Mrs Merkel often seems to channel the view of her compatriots that Europe faces no systemic crisis. Germany feels rich and secure; if other countries are in difficulties, the remedies lie at home. Mr Macron speaks a different language, of urgency and “European civil war”. The euro zone needs action. Europe must have an intervention force limited to members able and willing to deploy assets, including Britain, not one burdened by minnows in the name of “inclusivity”. And Donald Trump’s assault on the global order requires a European response. Tellingly, it was French diplomatic muscle that was deployed in the (vain) attempt to squeeze concessions from the Iranian government that would convince Mr Trump not to abandon the nuclear deal.

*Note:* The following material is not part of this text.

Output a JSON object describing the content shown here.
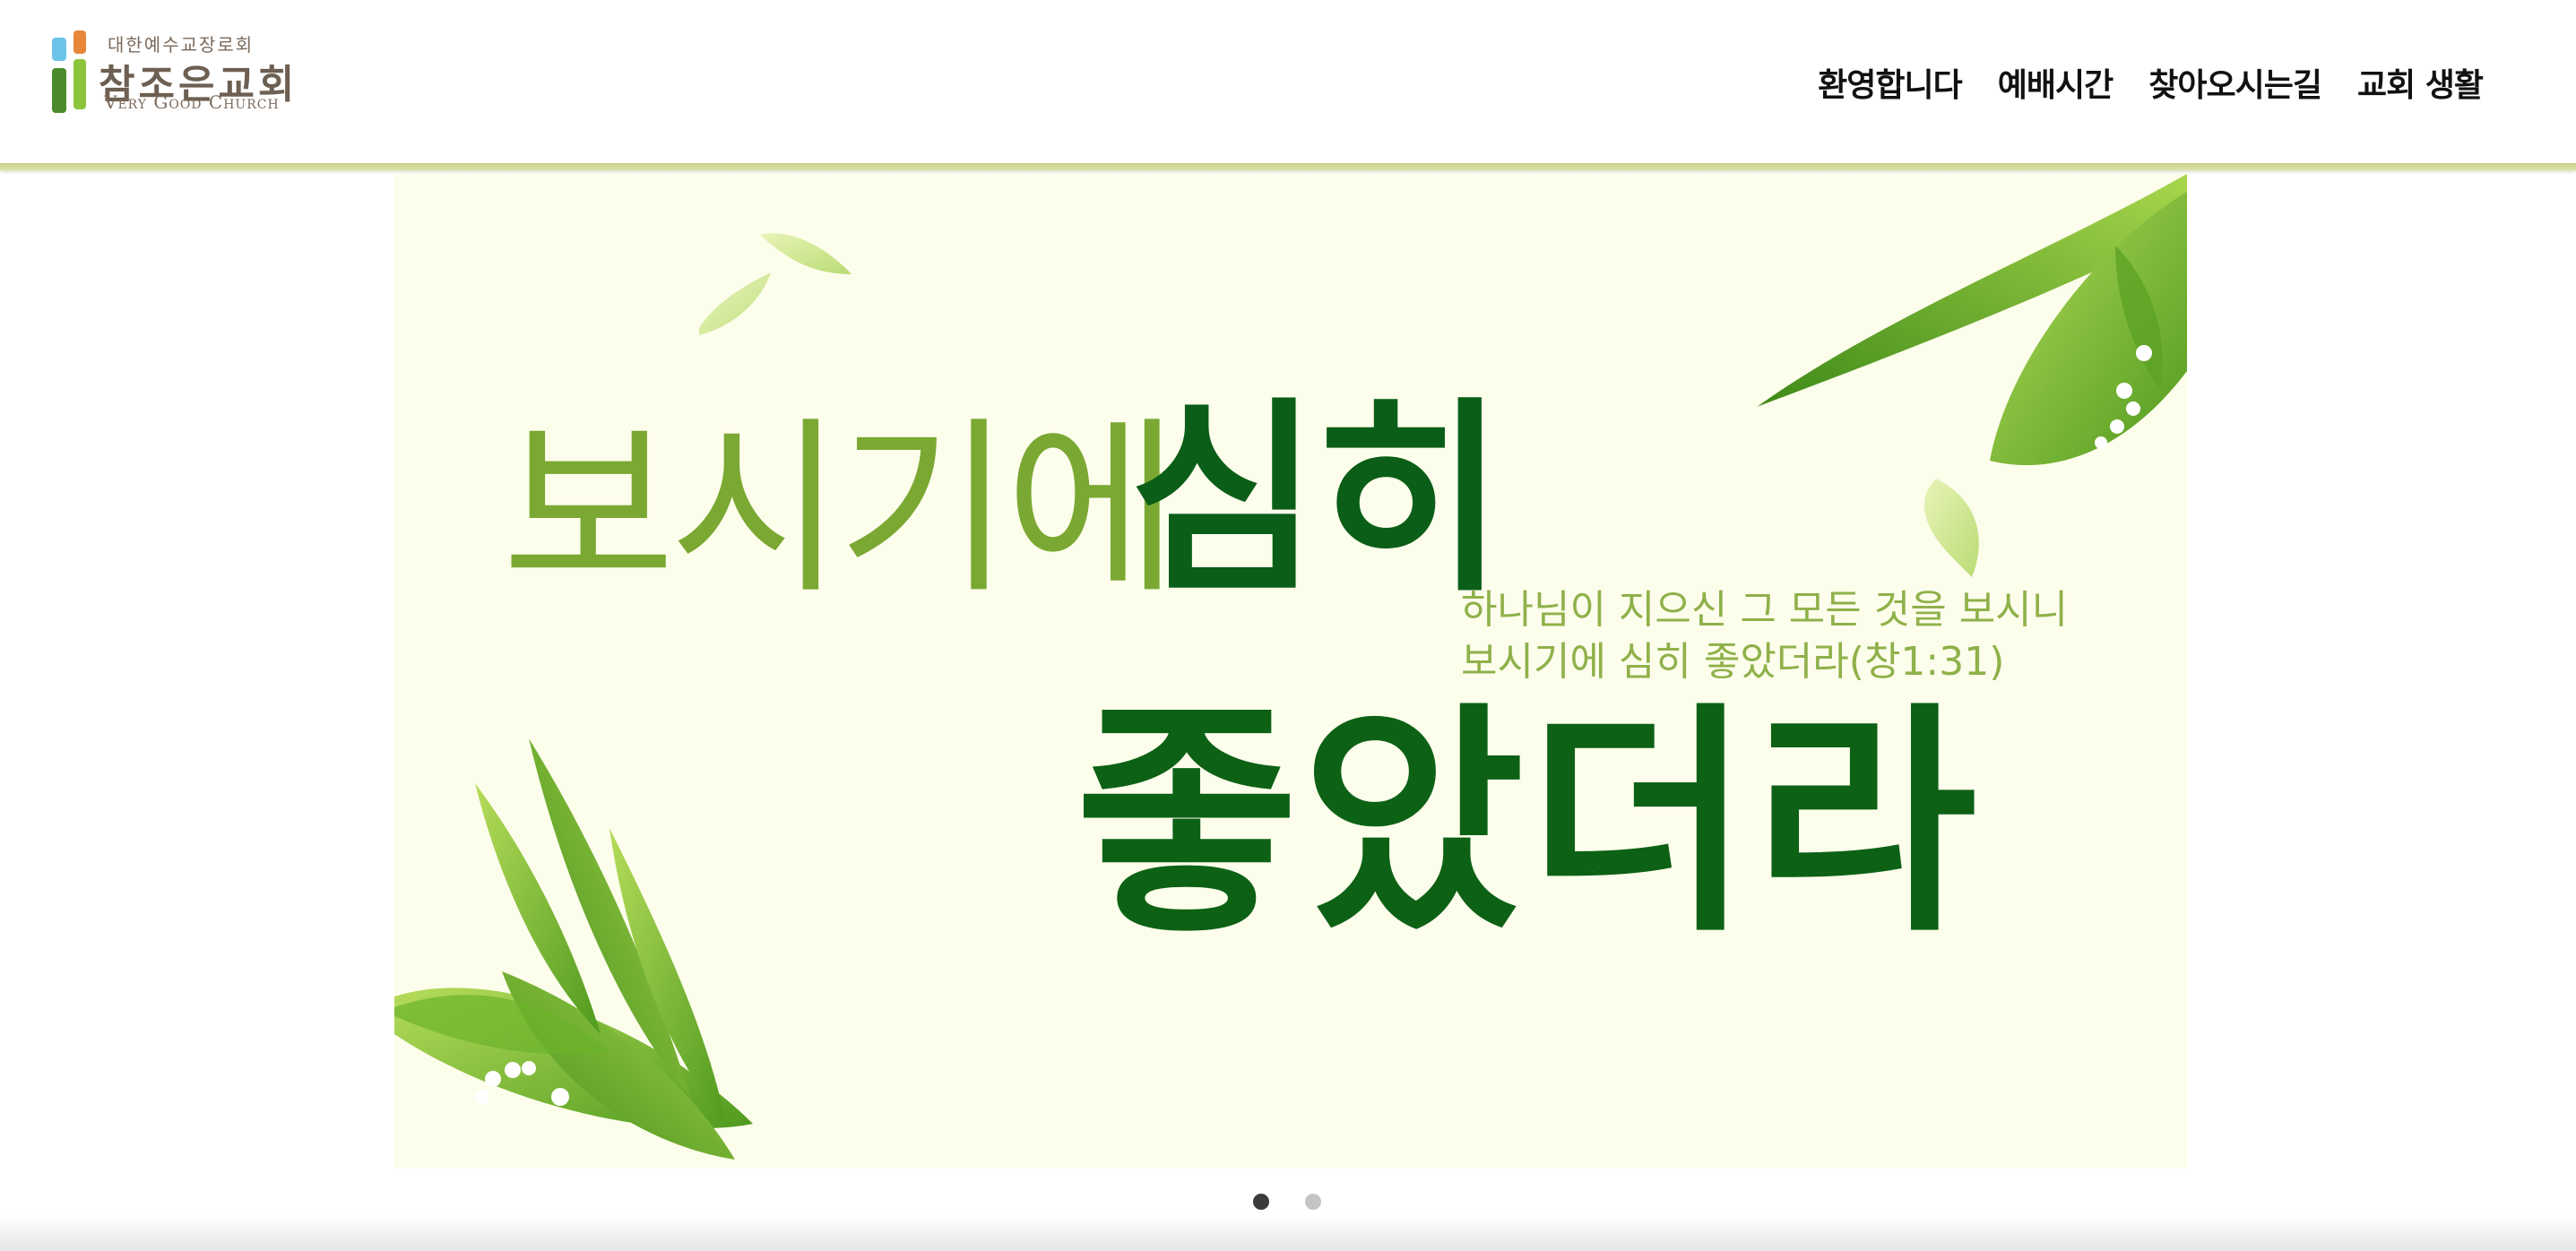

Mrs Merkel may have more to say in the weeks ahead, perhaps at a Franco-German meeting on June 19th, just before an EU summit that has long been trailed as a milestone for decisions on the euro zone. Germany hates isolation, and right now, as Jan Techau at the German Marshall Fund in Berlin puts it, the country “is on everyone’s shit list”. Faced with the threat of tariffs on its car exports, Germany wants to negotiate a way out of the trade spat with America, but France and others resist bowing to Mr Trump. Separately, Germany’s security establishment fears the government’s miserly defence spending will place it in Mr Trump’s crosshairs at a NATO summit next month.

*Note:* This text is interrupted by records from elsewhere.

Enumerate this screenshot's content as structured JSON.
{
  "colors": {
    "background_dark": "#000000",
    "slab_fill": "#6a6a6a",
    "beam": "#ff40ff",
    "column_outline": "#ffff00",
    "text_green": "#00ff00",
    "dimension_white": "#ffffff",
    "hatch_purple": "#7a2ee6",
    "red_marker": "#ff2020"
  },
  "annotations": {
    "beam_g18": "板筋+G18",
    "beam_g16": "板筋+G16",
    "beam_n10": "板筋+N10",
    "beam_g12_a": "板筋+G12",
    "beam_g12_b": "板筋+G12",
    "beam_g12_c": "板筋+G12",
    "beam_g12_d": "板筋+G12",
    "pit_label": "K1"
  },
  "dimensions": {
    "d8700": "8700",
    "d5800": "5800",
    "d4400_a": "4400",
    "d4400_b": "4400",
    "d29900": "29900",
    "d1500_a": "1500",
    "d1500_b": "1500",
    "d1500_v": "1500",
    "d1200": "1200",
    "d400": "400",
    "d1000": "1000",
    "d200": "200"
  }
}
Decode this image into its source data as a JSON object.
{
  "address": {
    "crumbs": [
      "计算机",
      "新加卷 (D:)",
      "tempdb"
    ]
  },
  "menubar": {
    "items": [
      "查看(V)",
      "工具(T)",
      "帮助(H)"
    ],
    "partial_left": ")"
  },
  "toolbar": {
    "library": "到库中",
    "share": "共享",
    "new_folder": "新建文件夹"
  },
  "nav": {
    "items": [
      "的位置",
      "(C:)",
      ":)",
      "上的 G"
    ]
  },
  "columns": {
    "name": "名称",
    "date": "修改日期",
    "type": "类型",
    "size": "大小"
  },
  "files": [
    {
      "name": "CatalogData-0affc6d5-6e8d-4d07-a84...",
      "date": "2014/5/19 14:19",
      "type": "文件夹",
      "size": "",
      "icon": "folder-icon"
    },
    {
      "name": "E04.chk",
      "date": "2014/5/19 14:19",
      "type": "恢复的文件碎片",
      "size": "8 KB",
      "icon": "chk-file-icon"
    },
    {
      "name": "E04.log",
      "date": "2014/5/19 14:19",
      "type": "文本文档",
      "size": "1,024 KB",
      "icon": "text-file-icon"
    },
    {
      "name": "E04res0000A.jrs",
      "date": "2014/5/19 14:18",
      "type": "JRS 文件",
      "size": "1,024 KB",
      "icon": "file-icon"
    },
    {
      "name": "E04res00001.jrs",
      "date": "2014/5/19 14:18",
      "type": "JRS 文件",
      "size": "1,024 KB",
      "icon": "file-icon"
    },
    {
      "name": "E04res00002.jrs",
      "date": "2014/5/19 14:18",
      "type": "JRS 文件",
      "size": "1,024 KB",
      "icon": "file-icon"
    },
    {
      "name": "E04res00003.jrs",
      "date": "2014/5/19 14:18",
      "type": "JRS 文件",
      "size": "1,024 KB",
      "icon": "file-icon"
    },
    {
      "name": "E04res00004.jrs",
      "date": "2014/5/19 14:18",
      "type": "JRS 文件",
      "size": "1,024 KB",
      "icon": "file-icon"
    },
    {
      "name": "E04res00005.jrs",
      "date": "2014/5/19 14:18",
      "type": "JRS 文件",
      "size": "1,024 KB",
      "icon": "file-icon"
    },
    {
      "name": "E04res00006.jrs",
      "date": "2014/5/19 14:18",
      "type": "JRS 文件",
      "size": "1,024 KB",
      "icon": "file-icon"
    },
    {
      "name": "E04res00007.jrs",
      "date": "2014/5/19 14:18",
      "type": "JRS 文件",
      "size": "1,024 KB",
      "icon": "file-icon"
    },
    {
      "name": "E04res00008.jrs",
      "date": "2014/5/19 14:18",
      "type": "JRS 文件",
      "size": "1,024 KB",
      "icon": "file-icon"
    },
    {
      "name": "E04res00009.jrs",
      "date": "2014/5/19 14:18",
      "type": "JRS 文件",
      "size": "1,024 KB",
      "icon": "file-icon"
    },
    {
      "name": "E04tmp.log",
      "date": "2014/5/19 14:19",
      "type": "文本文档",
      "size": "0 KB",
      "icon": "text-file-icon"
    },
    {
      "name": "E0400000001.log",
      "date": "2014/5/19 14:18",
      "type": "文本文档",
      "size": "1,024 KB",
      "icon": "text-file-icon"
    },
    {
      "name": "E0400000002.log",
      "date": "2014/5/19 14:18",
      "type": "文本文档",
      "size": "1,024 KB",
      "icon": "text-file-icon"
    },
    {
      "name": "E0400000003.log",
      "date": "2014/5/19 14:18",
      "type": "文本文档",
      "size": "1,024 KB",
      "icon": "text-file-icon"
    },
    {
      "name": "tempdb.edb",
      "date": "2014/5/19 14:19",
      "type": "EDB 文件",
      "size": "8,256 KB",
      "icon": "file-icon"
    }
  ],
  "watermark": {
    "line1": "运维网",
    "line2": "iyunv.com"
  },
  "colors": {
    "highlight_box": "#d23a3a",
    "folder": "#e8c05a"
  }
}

But it is hard to guess at Germany’s intentions. Where Mr Macron telegraphs his plans early, loudly and clearly, Mrs Merkel is reactive and inscrutable. She has not made a single consequential speech as chancellor. Her memorable moments are instead improvised: the selfie with a Syrian refugee in 2015 that came to stand for her open-door immigration policy; the declaration to journalists as she left a car in 2013, amid the revelations that American spooks had tapped her phone, that there can be “no spying among friends”. To add to the confusion, she has a habit of creating expectations that she leaves unfulfilled. She notes that Germany erred in letting refugees fester in the Middle East before they swept into Europe, or that Mr Trump’s unilateralism obliges Europe to master its own fate. But rarely are such words translated into deeds. The questions are simply left hanging in the air.

Après Macron, le déluge

What might shift the chancellor? Two possibilities from abroad suggest themselves: one French, one Italian. On economics and security the chancellor faces domestic constraints. Her centre-right Christian Democratic Union is on hair-trigger alert to block any moves towards a euro-zone “transfer union”; its coalition partners, the ailing Social Democrats, have alighted on scepticism towards military spending as a vote-winning strategy.

The new ingredient is France. Mr Macron says all the right things to please Germany, but also puts forward an argument it fears is right: that an unreformed Europe is exposed to destructive populism. That may be why Berlin and Paris are abuzz with rumours of a looming grand bargain: German concessions on the euro, and perhaps slightly less grudging support for Mr Macron’s military plans, in exchange for French agreement that the EU can negotiate with America before the tariffs are lifted. (Such rumours, admittedly, do not come overburdened with evidence.) Mr Trump’s tough line on trade and defence may be splitting France and Germany, but that creates opportunities for deals.

The darker scenario is a crisis sparked in Italy. The conventional wisdom is that the outlandish fiscal plans of the populist government that took office last week will further harden German hearts against proposals to spread risk in the euro area. This is certainly true for now. But if an Italian showdown with Brussels appears to threaten the integrity of the euro zone as a whole, Mrs Merkel will shed her caution and act to contain the damage, for instance by deliberately turning a blind eye if the European Central Bank turns on the money tap. This is plainly no way to run a fragile currency union. But Mrs Merkel has only ever acted when staring into the abyss.